SANTA CLARA, CA - MAY 12: United States forward Alex Morgan (13) warms up prior to game action during an International friendly match between the United States and South Africa on May 12, 2019 at Levi's Stadium in Santa Clara, CA. (Photo by Robin Alam/Icon Sportswire via Getty Images)
The USWNT knows winning the World Cup again would be a strong argument in their case for equal pay. (Getty)

But if the team has essentially paused its legal battle for the duration of the World Cup, it remains committed to the ideas behind the case – which they argue is as much about money as what that money represents. “It’s about knowing your value and knowing your worth and what you deserve,” said backup goalkeeper Ashlyn Harris. “And we deserve more and we will keep pushing and fighting for that and not stray away from what is at hand.”

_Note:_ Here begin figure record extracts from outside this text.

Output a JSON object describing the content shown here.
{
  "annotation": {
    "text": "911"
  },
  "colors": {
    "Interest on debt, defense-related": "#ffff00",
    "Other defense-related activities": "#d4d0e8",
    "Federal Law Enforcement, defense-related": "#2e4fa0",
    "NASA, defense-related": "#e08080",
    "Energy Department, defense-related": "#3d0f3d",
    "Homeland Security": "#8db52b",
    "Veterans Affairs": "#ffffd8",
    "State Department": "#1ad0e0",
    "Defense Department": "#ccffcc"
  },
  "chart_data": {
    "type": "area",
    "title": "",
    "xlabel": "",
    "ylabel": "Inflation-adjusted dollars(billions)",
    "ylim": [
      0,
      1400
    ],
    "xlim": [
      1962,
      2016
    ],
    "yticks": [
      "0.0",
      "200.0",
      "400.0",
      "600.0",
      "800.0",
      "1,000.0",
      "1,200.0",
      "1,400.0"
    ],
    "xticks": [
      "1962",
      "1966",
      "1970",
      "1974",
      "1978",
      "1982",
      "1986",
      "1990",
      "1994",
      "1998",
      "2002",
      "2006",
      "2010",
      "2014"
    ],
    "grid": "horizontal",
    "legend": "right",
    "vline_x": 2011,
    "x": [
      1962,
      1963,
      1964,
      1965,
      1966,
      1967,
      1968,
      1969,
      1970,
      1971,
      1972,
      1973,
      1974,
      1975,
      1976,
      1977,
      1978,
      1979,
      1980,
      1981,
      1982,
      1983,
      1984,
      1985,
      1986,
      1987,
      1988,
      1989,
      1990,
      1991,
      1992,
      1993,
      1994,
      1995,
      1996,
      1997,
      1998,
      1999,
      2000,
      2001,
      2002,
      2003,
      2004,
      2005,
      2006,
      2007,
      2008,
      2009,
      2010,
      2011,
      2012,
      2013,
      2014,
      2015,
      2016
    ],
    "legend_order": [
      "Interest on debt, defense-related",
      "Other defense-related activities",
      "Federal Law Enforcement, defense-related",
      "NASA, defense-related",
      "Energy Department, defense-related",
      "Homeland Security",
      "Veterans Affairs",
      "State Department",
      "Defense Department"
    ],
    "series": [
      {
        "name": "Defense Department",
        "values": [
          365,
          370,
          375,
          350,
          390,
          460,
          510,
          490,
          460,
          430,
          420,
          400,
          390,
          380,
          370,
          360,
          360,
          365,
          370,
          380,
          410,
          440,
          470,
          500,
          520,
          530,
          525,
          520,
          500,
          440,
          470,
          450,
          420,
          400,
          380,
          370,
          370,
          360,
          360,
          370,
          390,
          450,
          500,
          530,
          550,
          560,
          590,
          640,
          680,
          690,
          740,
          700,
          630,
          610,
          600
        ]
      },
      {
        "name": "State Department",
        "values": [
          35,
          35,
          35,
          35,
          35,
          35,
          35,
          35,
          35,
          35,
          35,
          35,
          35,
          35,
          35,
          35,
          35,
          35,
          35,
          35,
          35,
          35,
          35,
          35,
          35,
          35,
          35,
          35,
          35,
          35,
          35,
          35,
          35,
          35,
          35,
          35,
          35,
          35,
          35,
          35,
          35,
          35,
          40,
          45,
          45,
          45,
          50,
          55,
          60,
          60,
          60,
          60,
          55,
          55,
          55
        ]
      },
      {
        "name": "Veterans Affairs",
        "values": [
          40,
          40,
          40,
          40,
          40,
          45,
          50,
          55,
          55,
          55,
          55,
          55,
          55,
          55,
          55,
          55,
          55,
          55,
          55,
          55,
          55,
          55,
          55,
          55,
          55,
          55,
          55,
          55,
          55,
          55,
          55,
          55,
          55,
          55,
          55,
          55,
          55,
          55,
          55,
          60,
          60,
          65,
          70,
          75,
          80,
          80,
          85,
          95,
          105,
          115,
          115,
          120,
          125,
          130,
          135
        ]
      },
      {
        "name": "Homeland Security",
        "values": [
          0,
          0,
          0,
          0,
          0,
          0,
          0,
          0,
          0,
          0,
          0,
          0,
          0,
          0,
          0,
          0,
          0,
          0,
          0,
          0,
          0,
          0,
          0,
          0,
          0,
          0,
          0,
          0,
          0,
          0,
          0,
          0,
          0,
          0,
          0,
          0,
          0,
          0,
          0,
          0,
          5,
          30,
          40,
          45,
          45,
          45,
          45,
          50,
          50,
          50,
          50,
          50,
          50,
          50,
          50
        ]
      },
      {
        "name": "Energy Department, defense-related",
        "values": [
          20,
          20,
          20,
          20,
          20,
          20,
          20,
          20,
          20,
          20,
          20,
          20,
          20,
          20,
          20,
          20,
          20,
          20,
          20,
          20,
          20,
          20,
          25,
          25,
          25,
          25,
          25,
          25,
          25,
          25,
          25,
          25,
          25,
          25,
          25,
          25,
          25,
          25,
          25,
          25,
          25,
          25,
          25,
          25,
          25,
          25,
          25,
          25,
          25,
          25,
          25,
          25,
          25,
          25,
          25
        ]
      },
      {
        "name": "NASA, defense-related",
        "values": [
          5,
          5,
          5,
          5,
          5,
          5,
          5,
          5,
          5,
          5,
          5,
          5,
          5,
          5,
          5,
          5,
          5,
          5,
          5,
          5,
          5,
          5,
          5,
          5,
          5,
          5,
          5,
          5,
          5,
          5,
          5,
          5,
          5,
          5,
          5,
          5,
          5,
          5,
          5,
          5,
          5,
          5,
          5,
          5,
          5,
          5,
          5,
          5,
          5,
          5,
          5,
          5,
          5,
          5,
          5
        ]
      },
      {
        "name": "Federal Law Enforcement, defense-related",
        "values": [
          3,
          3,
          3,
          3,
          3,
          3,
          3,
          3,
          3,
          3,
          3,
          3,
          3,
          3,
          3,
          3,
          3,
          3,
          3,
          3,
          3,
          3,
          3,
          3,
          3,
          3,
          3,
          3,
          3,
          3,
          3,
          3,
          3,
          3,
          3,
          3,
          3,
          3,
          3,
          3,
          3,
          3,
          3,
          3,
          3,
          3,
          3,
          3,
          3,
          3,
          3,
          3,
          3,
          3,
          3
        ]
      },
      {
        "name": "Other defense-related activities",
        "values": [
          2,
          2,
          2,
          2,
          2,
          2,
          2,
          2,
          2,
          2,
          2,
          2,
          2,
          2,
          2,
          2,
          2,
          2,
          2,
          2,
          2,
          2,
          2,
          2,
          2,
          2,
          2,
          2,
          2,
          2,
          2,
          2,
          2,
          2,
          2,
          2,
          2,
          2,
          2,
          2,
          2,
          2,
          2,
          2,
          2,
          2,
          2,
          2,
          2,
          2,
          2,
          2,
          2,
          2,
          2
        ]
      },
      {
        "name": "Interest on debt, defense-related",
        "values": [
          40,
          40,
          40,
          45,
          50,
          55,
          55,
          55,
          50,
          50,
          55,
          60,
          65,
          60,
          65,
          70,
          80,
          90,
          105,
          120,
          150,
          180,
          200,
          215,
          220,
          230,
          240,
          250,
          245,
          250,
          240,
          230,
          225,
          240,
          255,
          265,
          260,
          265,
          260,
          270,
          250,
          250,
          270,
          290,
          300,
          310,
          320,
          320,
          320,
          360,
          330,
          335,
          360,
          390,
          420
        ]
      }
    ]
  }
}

There’s a practical piece to the equation as well. “The realization is I’m 33 years old and this is my last World Cup,” Harris said. “I need to start figuring out what I’m gonna do next so I can pay my mortgage and my bills and all these different things. And my male counterpart would never have to have that worry. I’ve dedicated my entire life to my craft. I’ve given up everything. My family, my relationships have come second, and I have not been financially rewarded for what I’ve given and the success I’ve reached. So why do we speak up? Because I don’t want the future [female players] to have to worry about what I have to worry about in a few years, and that’s starting this life all over again at 35.”

Midfielder Rose Lavelle, for her part, thinks the national team has a responsibility to the women’s game in the United States as a whole. Because for non-national teamers in the National Women’s Soccer League, a circuit bankrolled largely by the federation in order to provide consistent competition for its elite players, the salaries are barely livable.

“I think the next step is that we need sustainable income so that people can feel this is their full-time job,” Lavelle said. “The reality right now of women’s sport in general is that they can’t devote their whole life to what they love. That should be the next step. We need to make everyone feel like they’re a professional athlete.”

Yet all of those concerns, all of those objectives and motivations, have been set aside for now. Because if the national team flames out in France, it will cloud its campaign for pay equality. The women would like to keep making their argument from a position of strength. “This team is about winning,” said Harris. “Win, win, win, win, win. We win it all. And that’s why we can sit here and have a platform and continue to push for equality, because we are winners.”

And to win the larger battle, it would be helpful to first win the World Cup. The rest, as the women’s national team sees it, will come later.